Along the way, only a few children missed out on a kiss and a hug from the Prime Minister. Others got memorabilia - T-shirts, wristbands, necklaces.
In Manchester, one young child shouted: "Mi can't vote yet, but a Portia."
In Swallowfield, St. Andrew, I recall seeing two young girls perched atop a wall. One shouted, "Portia!" and the Prime Minister, who was getting into her vehicle, turned back in order to hug and kiss the toddler.
The other child, in a timid voice, was more concerned with whether Mrs. Simpson Miller's hair was real. "May I touch you hair please?" she asked the Prime Minister, who responded, "Sure, my dear," before granting the child's wish.
Not even the bad roads in most areas of rural Jamaica prevented Mrs. Simpson Miller, nor did it prevent tens of thousands of Jamaicans from meeting the Comrade leader whom former Prime Minister P.J. Patterson said did not only represent the PNP's best hope, but also its "only hope" of being returned as government.
Turned on lights
Portia not only hugged and kissed, but turned on lights where there were no street lights; she turned on water where there was none; she presented to Comrades and sympathisers a picture that she was the hope and change agent for Jamaica.
Time and time again, Mrs. Simpson Miller told her Comrades that Mr. Golding was trying to be like her.
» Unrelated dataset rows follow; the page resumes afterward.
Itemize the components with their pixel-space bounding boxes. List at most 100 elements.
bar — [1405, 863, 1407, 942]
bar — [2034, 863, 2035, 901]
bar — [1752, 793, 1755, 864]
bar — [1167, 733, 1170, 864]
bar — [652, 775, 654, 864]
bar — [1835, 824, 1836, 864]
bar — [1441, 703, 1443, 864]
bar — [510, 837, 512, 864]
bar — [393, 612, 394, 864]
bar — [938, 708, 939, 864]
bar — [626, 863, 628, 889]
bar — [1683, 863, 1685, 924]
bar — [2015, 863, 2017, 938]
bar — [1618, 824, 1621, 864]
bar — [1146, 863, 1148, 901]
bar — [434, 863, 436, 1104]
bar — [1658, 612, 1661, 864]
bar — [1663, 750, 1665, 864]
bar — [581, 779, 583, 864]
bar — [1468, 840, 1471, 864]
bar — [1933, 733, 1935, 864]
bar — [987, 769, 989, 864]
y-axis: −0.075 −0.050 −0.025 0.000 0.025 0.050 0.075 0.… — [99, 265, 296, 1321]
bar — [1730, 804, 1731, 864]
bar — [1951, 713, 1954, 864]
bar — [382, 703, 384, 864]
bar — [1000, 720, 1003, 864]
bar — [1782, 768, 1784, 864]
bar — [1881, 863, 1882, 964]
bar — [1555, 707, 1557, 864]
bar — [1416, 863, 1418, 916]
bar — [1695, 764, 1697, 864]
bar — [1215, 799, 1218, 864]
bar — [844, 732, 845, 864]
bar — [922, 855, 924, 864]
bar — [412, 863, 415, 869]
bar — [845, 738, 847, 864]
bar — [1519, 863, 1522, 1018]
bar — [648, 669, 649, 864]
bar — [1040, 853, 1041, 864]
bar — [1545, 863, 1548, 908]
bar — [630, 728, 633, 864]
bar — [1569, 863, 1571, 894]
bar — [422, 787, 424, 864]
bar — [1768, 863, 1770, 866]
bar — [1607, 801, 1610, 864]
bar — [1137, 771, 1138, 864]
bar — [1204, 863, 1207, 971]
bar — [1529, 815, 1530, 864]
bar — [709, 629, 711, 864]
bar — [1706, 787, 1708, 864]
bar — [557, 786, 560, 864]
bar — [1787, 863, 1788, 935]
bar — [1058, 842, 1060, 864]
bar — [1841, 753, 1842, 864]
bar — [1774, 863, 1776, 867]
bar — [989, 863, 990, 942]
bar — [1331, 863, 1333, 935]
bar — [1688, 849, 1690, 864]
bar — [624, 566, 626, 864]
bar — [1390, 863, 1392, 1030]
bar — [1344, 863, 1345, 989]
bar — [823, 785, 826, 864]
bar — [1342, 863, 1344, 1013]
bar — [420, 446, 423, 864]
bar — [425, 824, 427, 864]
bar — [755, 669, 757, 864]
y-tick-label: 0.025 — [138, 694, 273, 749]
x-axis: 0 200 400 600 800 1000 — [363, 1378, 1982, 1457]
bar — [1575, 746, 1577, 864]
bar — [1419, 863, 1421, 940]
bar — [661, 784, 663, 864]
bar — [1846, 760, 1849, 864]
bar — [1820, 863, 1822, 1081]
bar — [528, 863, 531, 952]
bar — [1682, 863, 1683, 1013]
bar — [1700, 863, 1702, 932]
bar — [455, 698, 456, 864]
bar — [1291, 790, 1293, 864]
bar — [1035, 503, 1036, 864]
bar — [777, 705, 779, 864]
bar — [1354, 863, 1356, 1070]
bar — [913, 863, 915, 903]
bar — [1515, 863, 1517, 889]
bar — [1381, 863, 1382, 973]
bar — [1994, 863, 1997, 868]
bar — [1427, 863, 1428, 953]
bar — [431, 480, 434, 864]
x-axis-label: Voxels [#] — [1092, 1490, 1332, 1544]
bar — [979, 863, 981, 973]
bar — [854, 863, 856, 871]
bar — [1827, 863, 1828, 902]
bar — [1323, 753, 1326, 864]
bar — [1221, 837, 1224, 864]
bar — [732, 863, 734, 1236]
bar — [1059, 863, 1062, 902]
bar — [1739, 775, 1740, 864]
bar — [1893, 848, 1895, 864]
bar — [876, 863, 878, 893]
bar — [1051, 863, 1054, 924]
"They criticise mi. They seh I hug and kiss too much. An all of a sudden, dem deh fallow back a mi and try hug an kiss to. An a fallow back a mi, an a falla backa mi, a falla back a mi, a falla backa mi," Portia reiterated in Kellits, Horace Dalley's North Clarendon constituency, shortly after turning on lights in some sections of theparish.
In areas where the PNP incumbent MP candidates have been adjudged to be non- or mild performers, some persons cut their candidate's face off their shirts. Some tried to be too cute when Mrs. Simpson Miller was in town. Harry Douglas declared her as a saint, but Mrs. Simpson Miller told him flatly she would not accept.
"I am no saint," she said in Port Maria. "If you trouble me, I am going to respond."
While the party, on the surface, did not appear to be panicking, anecdotal and scientific evidence painted some 40 men and women holding unto Portia's skirt as she attempt to run up a big hill.
Some members have said that it can win up to 42 seats. However, despite overwhelming support for Portia on the ground, the 42 seats would be more than possible if the children who Portia kissed, hugged and gave memorabilia could vote.
Tomorrow is the day of reckoning, and the verdict is out on whether Portia, who was promoted to open the innings by the PNP delegates last year March, has played a captain's knock.